While earnings did hit a record $1.8 billion, up 23%, the second half saw them slow to a walk.
They rose by around 2%, compared to the first half’s 45% leap as the easy credit, low interest rate environment peaked and then collapsed as the subprime crunch hit on August 9-10 around the world.
Net income was $743 million in the six months to March 31, compared to the $733 million in the back half of the 2006-07 year.
Second-half profit was worked out by subtracting first-half earnings from full-year profit of A$1.8 billion reported today.
New CEO, Nick Moore admitted that repeating the record full-year profit will be "challenging”, but he added it was could be "achievable".
"Market conditions make short-term forecasting more difficult than usual," he said in a statement to the ASX.
"The current state of financial markets means that it will be challenging to repeat last year’s record performance, but this may be achievable."

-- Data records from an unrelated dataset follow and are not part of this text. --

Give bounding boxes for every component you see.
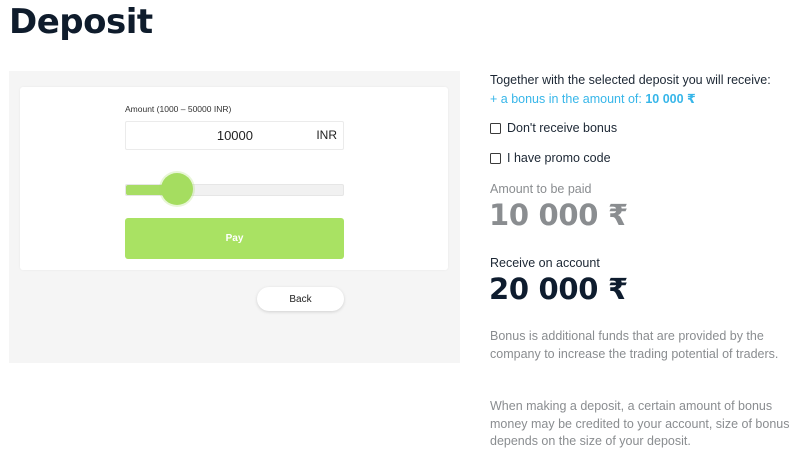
promo-code-label[interactable]: I have promo code — [507, 151, 611, 165]
bonus-info-text: Bonus is additional funds that are provi… — [490, 329, 779, 361]
amount-paid-label: Amount to be paid — [490, 182, 592, 196]
promo-code-checkbox[interactable] — [490, 152, 501, 164]
no-bonus-checkbox-row[interactable]: Don't receive bonus — [490, 120, 617, 136]
amount-label: Amount (1000 – 50000 INR) — [125, 104, 232, 114]
amount-paid-value: 10 000 ₹ — [489, 198, 628, 232]
receive-on-account-value: 20 000 ₹ — [489, 272, 628, 306]
no-bonus-checkbox[interactable] — [490, 122, 501, 134]
amount-slider-track[interactable] — [125, 184, 344, 196]
deposit-bonus-info-text: When making a deposit, a certain amount … — [490, 399, 790, 448]
promo-code-checkbox-row[interactable]: I have promo code — [490, 150, 611, 166]
receive-description: Together with the selected deposit you w… — [490, 73, 771, 87]
pay-button[interactable]: Pay — [125, 218, 344, 259]
bonus-line: + a bonus in the amount of: 10 000 ₹ — [490, 91, 696, 106]
bonus-prefix: + a bonus in the amount of: — [490, 92, 642, 106]
back-button[interactable]: Back — [257, 287, 344, 311]
amount-slider-thumb[interactable] — [161, 173, 193, 205]
amount-input[interactable]: 10000 INR — [125, 121, 344, 150]
amount-value[interactable]: 10000 — [217, 128, 253, 143]
receive-on-account-label: Receive on account — [490, 256, 600, 270]
bonus-amount: 10 000 ₹ — [645, 92, 696, 106]
no-bonus-label[interactable]: Don't receive bonus — [507, 121, 617, 135]
amount-currency: INR — [316, 128, 337, 142]
page-title: Deposit — [9, 2, 153, 42]
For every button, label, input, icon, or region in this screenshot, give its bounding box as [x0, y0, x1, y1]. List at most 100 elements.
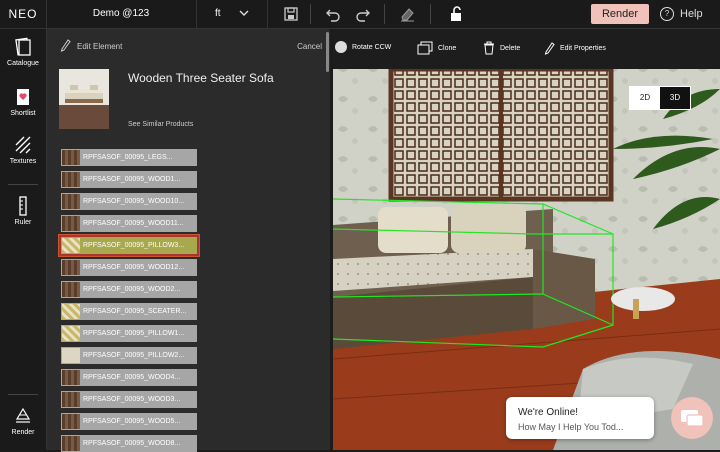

Mr Moore said that over the medium term the group continued to be well placed, due to effective risk management, good businesses, committed quality staff, the strength, diversification and global reach of the businesses and a strong capital base.
He said there were no problem trading exposures and no material problem credit exposures.
"We expect to benefit from ongoing organic growth initiatives and continued strong global investor demand for quality assets," Mr Moore said.
"It is also possible there will be opportunities for acquisitions in the current environment due to our strong capital position."
The only visible evidence of a hit from the crunch was the $293 million provision on the value of its real estate trusts and the closure of its Australian non-banking mortgage business late in the March year.
Mr Moore becomes head of Macquarie Group when outgoing chief executive Allan Moss leaves on May 24 with $80 million in benefits and cash and shares.
Macquarie’s full year operating income increased 15% to $8.2 billion, while its earnings per share (EPS) increased 13% to $6.71. At the half year they were up 32% and 34% respectively.
The company said the key drivers of the group’s result for fiscal 2008 included strong performances in its equities-related businesses in Asia, Australia and Europe.
It recorded substantial investment banking deal flow of transactions valued at about $200 billion, record volumes in foreign exchange and commodity related businesses, as well as record performance fees.
Total assets under management increased by 18% to $232 billion.
The group has expanded its capital base to $10 billion, from $7.5 billion over the year.
The Group declared a second half dividend of $2.00 per ordinary share, franked to 100% (and up just 10c a share), taking the total ordinary dividend for the year to $3.45 per share, an increase of 10% on last year’s total ordinary dividend of $3.15 per share. At the halfway mark interim dividend was up 16% (20c), so the more conservative approach in payout can be seen.
The bank’s cost to income ratio over the year averaged 73.3c in the dollar, all but unchanged from the 73.2c in 2007; but return on equity slumped in the second half to just 18.1% compared to the 30.2% in the first half. That left the return on equity for the full year at 23.7% compared to 28.1% in the 2007 year.
If it hadn’t been for a $150 million lift in trading income in the second half, Macquarie would have had a sharp drop in earnings as other areas of income fell faster than Macquarie could cut costs.